NAZLI VE GİYSİLERİ
Üç çocuğun annesi misaifliğie gitmişti. En küçük kardeş olan Mete ablalarına emanetti. Nazlı ve Mete bir odada Aslı başka bir odada oynuyordu. Odasında oturan Aslı'ya Nazlı kardeşi Mete'yi verdi. "Ben nudul yapacağım, al Mete'ye bak ve sakın ağlatma!"dedi. Aslı buna cevap vermedi ve Mete ile ilgilenmeye başladı.
Nazlı kendine yaptığı yemeği yerken internet sitesinden birine girip kendine giysi bakmaya başladı. Halbuki Nazlı'nın giysileri çok fazlaydı ve dolap artık elbiseleri almıyordu. Nazlı har vurup harman savurma huyu vardı. Elindekinin kıymetini bilmez ve sürekli yeni şeyler almak isterdi. Ailesi de bundan şikayetçiydi ama elden ne gelir? Ailesinin evde olmadığı zamanda fırsatı değerlenirmeye karar vermişti bir kere. Giysileri seçti ve sepete attı. Sepetinde dokuz bin dört yüz elli üç Türk Liralık giysi vardı. Hepsini babasının kredi kartıyla satın almıştı.
O akşam babaları Erzurum'dan köyde döndü.
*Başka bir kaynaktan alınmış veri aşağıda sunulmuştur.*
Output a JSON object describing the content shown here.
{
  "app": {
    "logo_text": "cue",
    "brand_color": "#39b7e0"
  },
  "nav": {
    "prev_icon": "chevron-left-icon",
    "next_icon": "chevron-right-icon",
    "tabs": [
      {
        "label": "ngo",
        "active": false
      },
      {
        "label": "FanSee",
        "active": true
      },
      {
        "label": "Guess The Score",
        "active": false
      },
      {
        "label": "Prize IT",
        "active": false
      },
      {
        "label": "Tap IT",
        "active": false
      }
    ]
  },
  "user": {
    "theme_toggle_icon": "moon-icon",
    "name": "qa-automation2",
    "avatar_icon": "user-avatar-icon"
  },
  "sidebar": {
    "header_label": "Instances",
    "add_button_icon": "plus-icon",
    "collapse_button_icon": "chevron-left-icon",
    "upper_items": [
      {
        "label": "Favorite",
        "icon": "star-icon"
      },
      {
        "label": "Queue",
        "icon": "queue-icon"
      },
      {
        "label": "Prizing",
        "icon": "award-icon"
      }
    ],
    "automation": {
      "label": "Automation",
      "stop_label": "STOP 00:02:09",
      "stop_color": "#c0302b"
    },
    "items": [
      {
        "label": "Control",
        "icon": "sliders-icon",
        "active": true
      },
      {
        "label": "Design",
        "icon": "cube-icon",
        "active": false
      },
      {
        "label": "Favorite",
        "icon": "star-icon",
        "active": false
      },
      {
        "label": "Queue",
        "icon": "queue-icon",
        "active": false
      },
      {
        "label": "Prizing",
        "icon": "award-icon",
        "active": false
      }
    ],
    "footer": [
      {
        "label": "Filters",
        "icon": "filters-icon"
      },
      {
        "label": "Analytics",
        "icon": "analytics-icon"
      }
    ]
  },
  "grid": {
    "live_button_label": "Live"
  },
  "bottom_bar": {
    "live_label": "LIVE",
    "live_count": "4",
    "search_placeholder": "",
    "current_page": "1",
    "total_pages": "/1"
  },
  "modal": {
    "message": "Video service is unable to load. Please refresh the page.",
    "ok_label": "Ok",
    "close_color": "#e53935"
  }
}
Annesi eşi geleceği için evde yemekler hazırladı. Baba eve geldiğinde burnundan soluyordu. Çok kızgındı. Nazlı'ya seslendi: " Nazlı, çabuk buraya gel!". Nazlı da söylenerek babasının yanına geldi.
Nazlı babasının alışverişlerinden dolayı ona kızdığını biliyormuş. Uslu bir kedi gibi bakmış. Baba ona kızdıkça Nazlı daha çok üzülüyormuş ve korkudan dut yemiş bülbüle dönmüşTÜ. Sonunda herkesten özür dilemişti. Bir daha yapmamaya yeminler etti. Sonunda babası alışverişi iptal etti ve hayatları normale döndü. Nazlı ailesinin durumunu bildiğinden alışverişlerini ve bağımlılığını yenmeye çalıştı. Daha az giysi almaya başladı. Giysilerinden bir kısmını ihtiyacı olana verdi.